Madeleine Albright: Trump's Ban 'just flat anti-American'

CNN/Stylemagazine.com Newswire | 1/31/2017, 9:39 a.m.
Former US Secretary of State Madeleine Albright said Donald Trump's controversial travel ban, preventing travelers from seven majority-Muslim countries and …
Madeleine Albright on State of the Union

By Eugene Scott

CNN

(CNN) -- Former US Secretary of State Madeleine Albright said Donald Trump's controversial travel ban, preventing travelers from seven majority-Muslim countries and halting Syrian refugees from entering the US indefinitely, goes against America's fundamental values.

"The whole aspect of this in terms of deciding that our safety and security depends on keeping people out rather than welcoming people and understanding what this country is about ... I think it's just flat anti-American," she told CNN's Chris Cuomo Tuesday on "New Day."

Albright, who endorsed Trump's presidential candidate opponent Hillary Clinton, said the idea that the ban will make America safer is a myth.

"I think this was the most unprepared plan that I have ever seen in terms of the lack of coordination with other parts of the government," she said. "It has actually created more danger because there are countries that are now, in fact, not able to cooperate with us in terms of intelligence sharing or generally mistrust, and there's going to be tit for tat."

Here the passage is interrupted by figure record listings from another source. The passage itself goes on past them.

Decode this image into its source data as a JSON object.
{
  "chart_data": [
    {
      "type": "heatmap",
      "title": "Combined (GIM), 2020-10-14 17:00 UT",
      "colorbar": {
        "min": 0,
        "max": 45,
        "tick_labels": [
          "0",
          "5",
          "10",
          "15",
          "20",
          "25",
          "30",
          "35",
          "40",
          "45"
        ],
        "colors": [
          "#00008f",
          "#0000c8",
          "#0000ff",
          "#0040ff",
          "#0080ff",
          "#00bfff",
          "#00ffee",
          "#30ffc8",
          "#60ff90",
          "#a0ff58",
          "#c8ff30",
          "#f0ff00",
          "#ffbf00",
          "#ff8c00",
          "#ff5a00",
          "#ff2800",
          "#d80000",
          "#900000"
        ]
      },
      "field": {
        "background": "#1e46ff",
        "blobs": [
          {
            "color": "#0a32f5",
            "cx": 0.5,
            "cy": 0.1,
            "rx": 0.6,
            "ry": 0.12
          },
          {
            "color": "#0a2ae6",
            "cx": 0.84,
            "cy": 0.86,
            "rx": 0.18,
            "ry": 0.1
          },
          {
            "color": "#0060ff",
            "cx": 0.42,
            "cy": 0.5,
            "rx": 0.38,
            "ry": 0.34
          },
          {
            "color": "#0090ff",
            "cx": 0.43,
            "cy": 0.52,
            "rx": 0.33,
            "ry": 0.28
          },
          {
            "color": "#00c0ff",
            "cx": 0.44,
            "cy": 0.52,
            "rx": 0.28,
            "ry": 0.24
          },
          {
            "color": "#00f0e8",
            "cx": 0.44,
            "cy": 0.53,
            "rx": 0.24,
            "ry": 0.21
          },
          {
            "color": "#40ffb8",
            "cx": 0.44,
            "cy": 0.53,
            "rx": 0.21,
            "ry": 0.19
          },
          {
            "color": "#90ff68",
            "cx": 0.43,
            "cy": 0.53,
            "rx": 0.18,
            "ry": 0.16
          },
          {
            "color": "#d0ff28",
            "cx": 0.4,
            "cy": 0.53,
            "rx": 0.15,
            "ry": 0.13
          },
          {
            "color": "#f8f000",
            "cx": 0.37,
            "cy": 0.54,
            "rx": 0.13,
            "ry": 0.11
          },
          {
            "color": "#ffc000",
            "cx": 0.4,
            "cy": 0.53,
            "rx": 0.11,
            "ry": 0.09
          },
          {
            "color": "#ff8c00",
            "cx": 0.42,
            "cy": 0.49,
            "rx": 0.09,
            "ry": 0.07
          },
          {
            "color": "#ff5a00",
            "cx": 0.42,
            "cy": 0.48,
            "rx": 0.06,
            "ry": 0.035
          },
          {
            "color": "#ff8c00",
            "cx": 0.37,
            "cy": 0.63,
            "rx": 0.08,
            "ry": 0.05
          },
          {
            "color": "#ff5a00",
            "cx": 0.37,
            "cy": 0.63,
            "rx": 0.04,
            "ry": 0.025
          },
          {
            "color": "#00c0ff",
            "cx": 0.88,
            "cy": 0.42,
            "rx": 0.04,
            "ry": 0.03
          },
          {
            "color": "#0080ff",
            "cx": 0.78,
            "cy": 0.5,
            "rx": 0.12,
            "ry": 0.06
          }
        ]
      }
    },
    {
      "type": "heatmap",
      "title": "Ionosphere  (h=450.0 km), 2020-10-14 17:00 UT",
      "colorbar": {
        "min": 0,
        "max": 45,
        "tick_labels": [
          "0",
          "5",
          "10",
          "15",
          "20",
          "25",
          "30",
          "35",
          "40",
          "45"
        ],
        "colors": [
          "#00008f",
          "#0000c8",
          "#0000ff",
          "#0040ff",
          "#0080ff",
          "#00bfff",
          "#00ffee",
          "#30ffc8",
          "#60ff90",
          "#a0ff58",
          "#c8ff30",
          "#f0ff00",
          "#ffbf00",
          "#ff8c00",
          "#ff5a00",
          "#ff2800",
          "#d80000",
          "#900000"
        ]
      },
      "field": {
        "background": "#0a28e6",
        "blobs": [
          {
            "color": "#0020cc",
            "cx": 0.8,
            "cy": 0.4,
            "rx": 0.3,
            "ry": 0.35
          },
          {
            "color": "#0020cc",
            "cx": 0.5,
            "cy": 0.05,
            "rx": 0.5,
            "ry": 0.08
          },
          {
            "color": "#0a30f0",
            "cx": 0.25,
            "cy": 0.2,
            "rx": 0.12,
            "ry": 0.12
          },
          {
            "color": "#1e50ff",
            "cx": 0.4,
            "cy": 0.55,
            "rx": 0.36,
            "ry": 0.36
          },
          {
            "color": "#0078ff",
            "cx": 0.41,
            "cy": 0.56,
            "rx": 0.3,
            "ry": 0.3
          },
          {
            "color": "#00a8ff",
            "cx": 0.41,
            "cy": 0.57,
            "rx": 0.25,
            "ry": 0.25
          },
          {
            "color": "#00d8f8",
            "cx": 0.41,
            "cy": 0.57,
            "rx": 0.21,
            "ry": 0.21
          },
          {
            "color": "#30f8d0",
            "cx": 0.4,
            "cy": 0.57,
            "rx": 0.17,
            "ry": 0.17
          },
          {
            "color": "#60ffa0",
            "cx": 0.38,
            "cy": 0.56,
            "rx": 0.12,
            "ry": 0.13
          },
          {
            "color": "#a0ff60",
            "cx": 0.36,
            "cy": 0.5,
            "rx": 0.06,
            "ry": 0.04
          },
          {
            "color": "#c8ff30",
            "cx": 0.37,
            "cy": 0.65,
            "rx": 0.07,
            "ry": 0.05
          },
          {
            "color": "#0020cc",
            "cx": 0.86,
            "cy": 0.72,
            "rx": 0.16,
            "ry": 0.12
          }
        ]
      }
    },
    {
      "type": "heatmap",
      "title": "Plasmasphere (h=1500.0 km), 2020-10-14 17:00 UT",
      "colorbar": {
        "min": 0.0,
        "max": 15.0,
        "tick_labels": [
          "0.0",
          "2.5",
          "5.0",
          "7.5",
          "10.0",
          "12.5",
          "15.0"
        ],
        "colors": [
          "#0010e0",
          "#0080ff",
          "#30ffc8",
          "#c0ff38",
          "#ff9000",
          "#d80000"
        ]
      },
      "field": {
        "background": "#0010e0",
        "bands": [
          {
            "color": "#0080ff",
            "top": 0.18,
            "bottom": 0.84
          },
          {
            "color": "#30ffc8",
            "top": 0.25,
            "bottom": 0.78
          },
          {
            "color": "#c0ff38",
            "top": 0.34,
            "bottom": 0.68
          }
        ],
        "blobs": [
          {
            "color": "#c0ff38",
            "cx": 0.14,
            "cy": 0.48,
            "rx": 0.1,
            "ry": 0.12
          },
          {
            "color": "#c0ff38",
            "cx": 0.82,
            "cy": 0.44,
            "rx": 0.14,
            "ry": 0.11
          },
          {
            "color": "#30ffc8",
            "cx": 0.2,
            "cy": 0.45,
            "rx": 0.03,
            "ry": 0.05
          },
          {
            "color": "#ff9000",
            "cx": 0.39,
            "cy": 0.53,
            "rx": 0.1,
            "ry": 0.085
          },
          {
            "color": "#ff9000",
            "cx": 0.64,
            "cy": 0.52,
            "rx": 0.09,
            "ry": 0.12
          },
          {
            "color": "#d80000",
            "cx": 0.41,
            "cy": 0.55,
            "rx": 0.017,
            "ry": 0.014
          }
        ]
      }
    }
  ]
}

Prior to Trump signing the executive order, Albright said she would "stand ready" to register as Muslim if Donald Trump takes executive action that affects immigrants traveling to the US.

"I was raised Catholic, became Episcopalian & found out later my family was Jewish. I stand ready to register as Muslim in #solidarity," she previously tweeted.

Trump is considering a ban on refugees for up to four months, according to a draft executive order. The move would make good on one of his most controversial campaign promises aimed at fighting terrorism. Trump has said the order enacting stronger measures on Muslim migrants trying to enter the US is a national security issue. In the days after his election, he also repeated his proposal of a national database to register all Muslims living in the US.

Albright was born in Prague in 1937 but eventually immigrated to the US to flee persecution from Nazis after stints in the UK and Czechoslovakia.

Albright, who endorsed Hillary Clinton in the 2016 election, also tweeted a photo of the Statue of Liberty with a quote: "Give me your tired, your poor, Your huddled masses yearning to breathe free, The wretched refuse of your teeming shore. Send these, the homeless, tempest-tossed to me. I lift my lamp beside the golden door," her photo said.

"America must remain open to people of all faiths & backgrounds," Albright added.

Albright is not the only high-profile public figure offering to register as a Muslim. Actress Mayim Bialik also tweeted in solidarity of the movement.

"I'm Jewish. I stand ready to register as a Muslim in #solidarity if it comes to that," she tweeted.